If any of the above checks fails (indicated by a red X), you will not be able install the program files. In this case, you will need to click Back, and review your settings.

Troubleshooting: If the setup program complains that the database name is not unique in the SQL Server (that is, a red X appears next to Database name is unique in the SQL Server), you are probably attempting to use an existing memoQ TMS database, but the corresponding copy of memoQ TMS is no longer available on the server. To prevent this, do not remove the previous installation of memoQ TMS before you begin to install memoQ TMS's current version. However, if you have already done that, you can still install memoQ TMS, and start using your existing database.
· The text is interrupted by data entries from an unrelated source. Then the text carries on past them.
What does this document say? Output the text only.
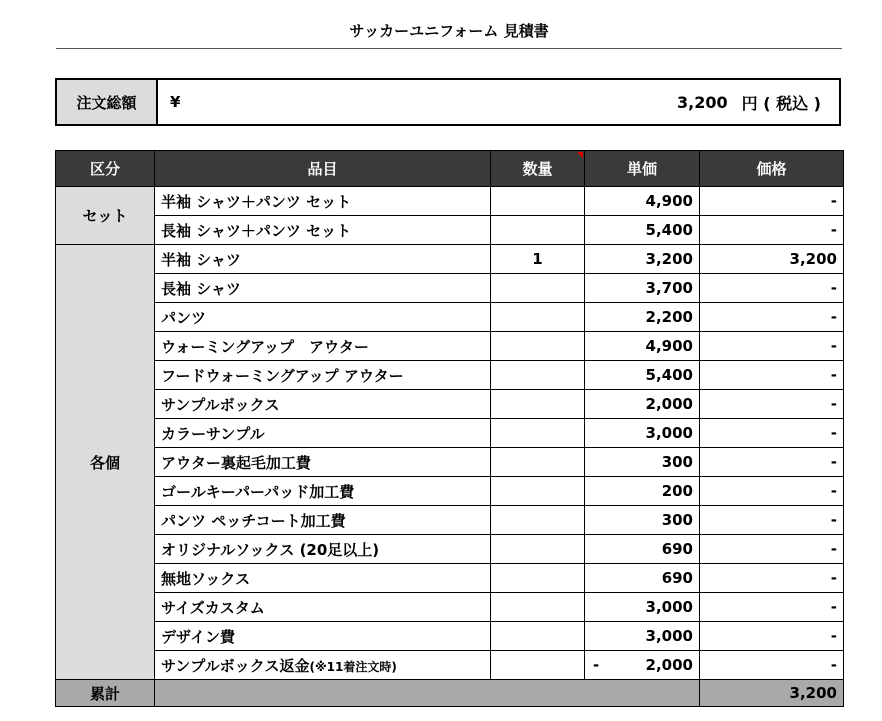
サッカーユニフォーム 見積書
注文総額	¥	3,200 円 ( 税込 )
区分	品目	数量	単価	価格
セット	半袖 シャツ＋パンツ セット		4,900	-
	長袖 シャツ＋パンツ セット		5,400	-
各個	半袖 シャツ	1	3,200	3,200
	長袖 シャツ		3,700	-
	パンツ		2,200	-
	ウォーミングアップ　アウター		4,900	-
	フードウォーミングアップ アウター		5,400	-
	サンプルボックス		2,000	-
	カラーサンプル		3,000	-
	アウター裏起毛加工費		300	-
	ゴールキーパーパッド加工費		200	-
	パンツ ペッチコート加工費		300	-
	オリジナルソックス (20足以上)		690	-
	無地ソックス		690	-
	サイズカスタム		3,000	-
	デザイン費		3,000	-
	サンプルボックス返金(※11着注文時)		- 2,000	-
累計				3,200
To learn how, see the Troubleshooting memoQ TMS topic.

If all checks pass, click Install to proceed with the installation.

memoQ TMS setup will install memoQ TMS:

When the Install has completed text appears, click Finish to return to the main setup screen. However, memoQ TMS needs to be activated before you can start it. If this is a first-time installation, the memoQ TMS activator program will start automatically.

Keep the main setup screen open while you activate memoQ TMS. You will be able to return to this screen to start the memoQ TMS service afterwards.